Which country has the best foreign service? France, emerged the answer at a seminar organized this year by Britain’s Foreign and Commonwealth Office (FCO) that was attended by nearly 50 British business leaders, Whitehall officials, academics and journalists, noted an article in the Financial Times. "French diplomats fight tooth and claw for their national interests. They never give up in the fight for France. And they mix their diplomacy with some very fine dining to boot,” appreciated one participant.
The Financial Times reporter found it "remarkable” that "the FCO was prepared to engage in this kind of critical self-assessment in front of a group of outsiders. This rigorous drive for what it calls ‘dipdiplomatic
excellence’ has become a leitmotif of how it wants to operate.” "We’ve set ourselves the objective of being the best diplomatic service in the world,” noted Simon Fraser, FCO’s permanent secretary or top civil servant, who was interviewed by the newspaper. The write-up forwarded to Parsiana by Fraser’s wife Shireen Patel further quoted him as stating, "We are rigorously scoring ourselves and trying to assess the impact we are having as an organization… Setting ourselves objectives and calling in outsiders to monitor and evaluate where we are making a difference to UK policy.”

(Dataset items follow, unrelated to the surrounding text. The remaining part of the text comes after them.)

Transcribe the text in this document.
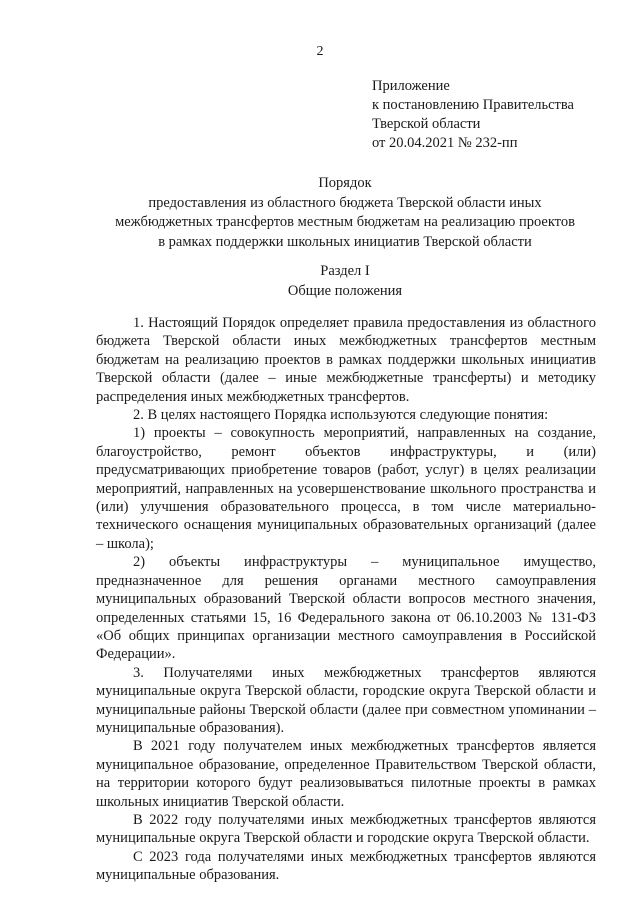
2
Приложение
к постановлению Правительства
Тверской области
от 20.04.2021 № 232-пп
Порядок
предоставления из областного бюджета Тверской области иных
межбюджетных трансфертов местным бюджетам на реализацию проектов
в рамках поддержки школьных инициатив Тверской области
Раздел I
Общие положения

1. Настоящий Порядок определяет правила предоставления из областного бюджета Тверской области иных межбюджетных трансфертов местным бюджетам на реализацию проектов в рамках поддержки школьных инициатив Тверской области (далее – иные межбюджетные трансферты) и методику распределения иных межбюджетных трансфертов.

2. В целях настоящего Порядка используются следующие понятия:

1) проекты – совокупность мероприятий, направленных на создание, благоустройство, ремонт объектов инфраструктуры, и (или) предусматривающих приобретение товаров (работ, услуг) в целях реализации мероприятий, направленных на усовершенствование школьного пространства и (или) улучшения образовательного процесса, в том числе материально-технического оснащения муниципальных образовательных организаций (далее – школа);

2) объекты инфраструктуры – муниципальное имущество, предназначенное для решения органами местного самоуправления муниципальных образований Тверской области вопросов местного значения, определенных статьями 15, 16 Федерального закона от 06.10.2003 № 131-ФЗ «Об общих принципах организации местного самоуправления в Российской Федерации».

3. Получателями иных межбюджетных трансфертов являются муниципальные округа Тверской области, городские округа Тверской области и муниципальные районы Тверской области (далее при совместном упоминании – муниципальные образования).

В 2021 году получателем иных межбюджетных трансфертов является муниципальное образование, определенное Правительством Тверской области, на территории которого будут реализовываться пилотные проекты в рамках школьных инициатив Тверской области.

В 2022 году получателями иных межбюджетных трансфертов являются муниципальные округа Тверской области и городские округа Тверской области.

С 2023 года получателями иных межбюджетных трансфертов являются муниципальные образования.
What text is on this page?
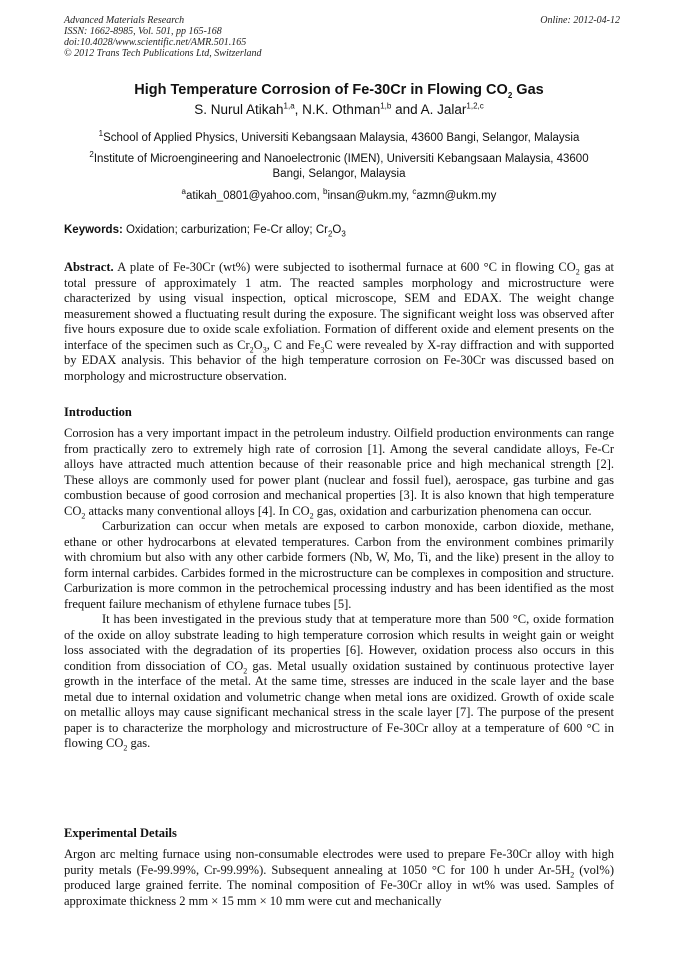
Advanced Materials Research
ISSN: 1662-8985, Vol. 501, pp 165-168
doi:10.4028/www.scientific.net/AMR.501.165
© 2012 Trans Tech Publications Ltd, Switzerland
Online: 2012-04-12
High Temperature Corrosion of Fe-30Cr in Flowing $CO_2$ Gas
S. Nurul Atikah$^{1,a}$, N.K. Othman$^{1,b}$ and A. Jalar$^{1,2,c}$
$^1$School of Applied Physics, Universiti Kebangsaan Malaysia, 43600 Bangi, Selangor, Malaysia
$^2$Institute of Microengineering and Nanoelectronic (IMEN), Universiti Kebangsaan Malaysia, 43600
Bangi, Selangor, Malaysia
$^a$atikah_0801@yahoo.com, $^b$insan@ukm.my, $^c$azmn@ukm.my
Keywords: Oxidation; carburization; Fe-Cr alloy; $Cr_2O_3$
Abstract. A plate of Fe-30Cr (wt%) were subjected to isothermal furnace at 600 °C in flowing $CO_2$ gas at total pressure of approximately 1 atm. The reacted samples morphology and microstructure were characterized by using visual inspection, optical microscope, SEM and EDAX. The weight change measurement showed a fluctuating result during the exposure. The significant weight loss was observed after five hours exposure due to oxide scale exfoliation. Formation of different oxide and element presents on the interface of the specimen such as $Cr_2O_3$, C and $Fe_3C$ were revealed by X-ray diffraction and with supported by EDAX analysis. This behavior of the high temperature corrosion on Fe-30Cr was discussed based on morphology and microstructure observation.
Introduction
Corrosion has a very important impact in the petroleum industry. Oilfield production environments can range from practically zero to extremely high rate of corrosion [1]. Among the several candidate alloys, Fe-Cr alloys have attracted much attention because of their reasonable price and high mechanical strength [2]. These alloys are commonly used for power plant (nuclear and fossil fuel), aerospace, gas turbine and gas combustion because of good corrosion and mechanical properties [3]. It is also known that high temperature $CO_2$ attacks many conventional alloys [4]. In $CO_2$ gas, oxidation and carburization phenomena can occur.
Carburization can occur when metals are exposed to carbon monoxide, carbon dioxide, methane, ethane or other hydrocarbons at elevated temperatures. Carbon from the environment combines primarily with chromium but also with any other carbide formers (Nb, W, Mo, Ti, and the like) present in the alloy to form internal carbides. Carbides formed in the microstructure can be complexes in composition and structure. Carburization is more common in the petrochemical processing industry and has been identified as the most frequent failure mechanism of ethylene furnace tubes [5].
It has been investigated in the previous study that at temperature more than 500 °C, oxide formation of the oxide on alloy substrate leading to high temperature corrosion which results in weight gain or weight loss associated with the degradation of its properties [6]. However, oxidation process also occurs in this condition from dissociation of $CO_2$ gas. Metal usually oxidation sustained by continuous protective layer growth in the interface of the metal. At the same time, stresses are induced in the scale layer and the base metal due to internal oxidation and volumetric change when metal ions are oxidized. Growth of oxide scale on metallic alloys may cause significant mechanical stress in the scale layer [7]. The purpose of the present paper is to characterize the morphology and microstructure of Fe-30Cr alloy at a temperature of 600 °C in flowing $CO_2$ gas.
Experimental Details
Argon arc melting furnace using non-consumable electrodes were used to prepare Fe-30Cr alloy with high purity metals (Fe-99.99%, Cr-99.99%). Subsequent annealing at 1050 °C for 100 h under $Ar-5H_2$ (vol%) produced large grained ferrite. The nominal composition of Fe-30Cr alloy in wt% was used. Samples of approximate thickness 2 mm × 15 mm × 10 mm were cut and mechanically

To operate within a severe budget cut, the FCO is expected to save around one-seventh of their discretionary annual spend, a figure equivalent to about £ 100 (Rs 8,600) m. Further as economic power shifts away from Europe towards the emerging economies of Asia and Latin America, the FCO is opening 11 new embassies and eight new consulates, closing subordinate posts (below the level of embassies) in Europe, shifting 300 staff to China, India, Brazil and other growing powers, and changing recruitment techniques and salary structures. Not only are they slashing by 90 percent the number of British diplomats posted abroad early in their careers by replacing them with locally hired nationals, they are also considering selling off parts of their two-billion property portfolio.
France reportedly allocates € five bn on foreign affairs including 1.9 bn for international development and cultural work. Their staff constitutes nearly 6,000 diplomats and officials based at home and abroad with 5,000 overseas staff employed locally. UK, in contrast, operated within a budget of £ 1.05 bn in 2011-12, a staff of 4,581 diplomats and officials, plus about 10,000 locally based staff in embassies and missions around the world.